Les techniques d’apprentissage machine connaissent depuis quelques années un essor fulgurant et trouvent des usages dans tous les pans de l’économie. De la banque aux télécommunications, en passant par le commerce, la santé, l’industrie, les loisirs, la défense, etc., tous les secteurs cherchent à tirer le meilleur parti des données disponibles afin d’étoffer leur offre de services, de gagner en compétitivité, d’améliorer les processus de production (par exemple en réduisant leur empreinte carbone) ou d’optimiser l’usage des ressources (comme l’énergie, les matériaux, de plus en plus coûteux).

Modal est l’une des équipes-projets Inria à la pointe des recherches en apprentissage machine, qui consiste à utiliser les capacités des outils numériques (ordinateurs et algorithmes) pour analyser des données complexes et rendre intelligible l’information qu’elles contiennent – une tâche qui dépasse largement l’entendement humain, tant la quantité et la diversité des données est importante !

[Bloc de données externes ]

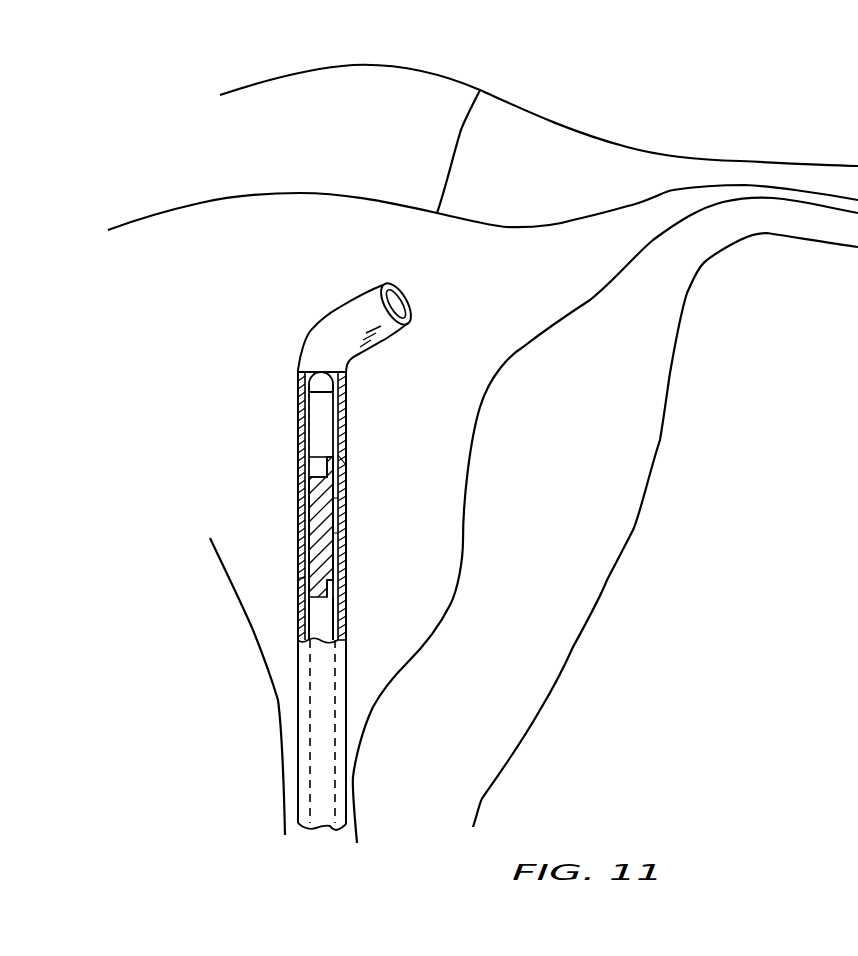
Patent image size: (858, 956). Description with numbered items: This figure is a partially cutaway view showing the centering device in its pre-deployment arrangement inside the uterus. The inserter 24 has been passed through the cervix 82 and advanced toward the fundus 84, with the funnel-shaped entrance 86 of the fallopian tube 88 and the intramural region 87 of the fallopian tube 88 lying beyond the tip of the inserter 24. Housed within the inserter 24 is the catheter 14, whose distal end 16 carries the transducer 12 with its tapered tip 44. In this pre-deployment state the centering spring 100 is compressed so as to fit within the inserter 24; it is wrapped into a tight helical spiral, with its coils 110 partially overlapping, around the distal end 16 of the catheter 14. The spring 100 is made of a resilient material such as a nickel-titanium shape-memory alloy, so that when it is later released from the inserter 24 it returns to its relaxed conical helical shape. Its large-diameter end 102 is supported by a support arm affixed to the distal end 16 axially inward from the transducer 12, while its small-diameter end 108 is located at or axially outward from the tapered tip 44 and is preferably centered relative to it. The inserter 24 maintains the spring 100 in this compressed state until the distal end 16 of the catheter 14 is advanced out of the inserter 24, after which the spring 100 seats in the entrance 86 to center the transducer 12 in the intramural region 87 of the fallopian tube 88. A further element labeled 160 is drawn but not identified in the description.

The transducer 12 is at (323, 418).
The catheter 14 is at (347, 460).
The distal end of the catheter 16 is at (315, 617).
The inserter 24 is at (300, 457).
The tapered tip 44 is at (320, 385).
The cervix 82 is at (353, 767).
The fundus 84 is at (480, 90).
The entrance of the fallopian tube 86 is at (632, 205).
The intramural region 87 is at (687, 188).
The fallopian tube 88 is at (733, 147).
The centering spring 100 is at (317, 512).
The large-diameter end 102 is at (305, 578).
The small-diameter end 108 is at (323, 468).
The coils 110 is at (337, 498).
The recess 160 is at (333, 585).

Des données représentées en graphes

L’équipe s’intéresse entre autres à l’apprentissage non supervisé, une technique dont Christophe Biernacki résume l’objectif en comparaison au cadre supervisé. « L’apprentissage non supervisé (dit aussi ‘clustering’) exploite des algorithmes permettant de structurer automatiquement des données pour découvrir des connaissances nouvelles et en donner une vision synthétique sous forme de catégories (ou de ‘clusters’). Le clustering se présente alors comme un prolongement naturel de l’apprentissage supervisé où les catégories sont connues a priori, issues d’une expertise humaine préalablement existante et donc possiblement plus limitée. »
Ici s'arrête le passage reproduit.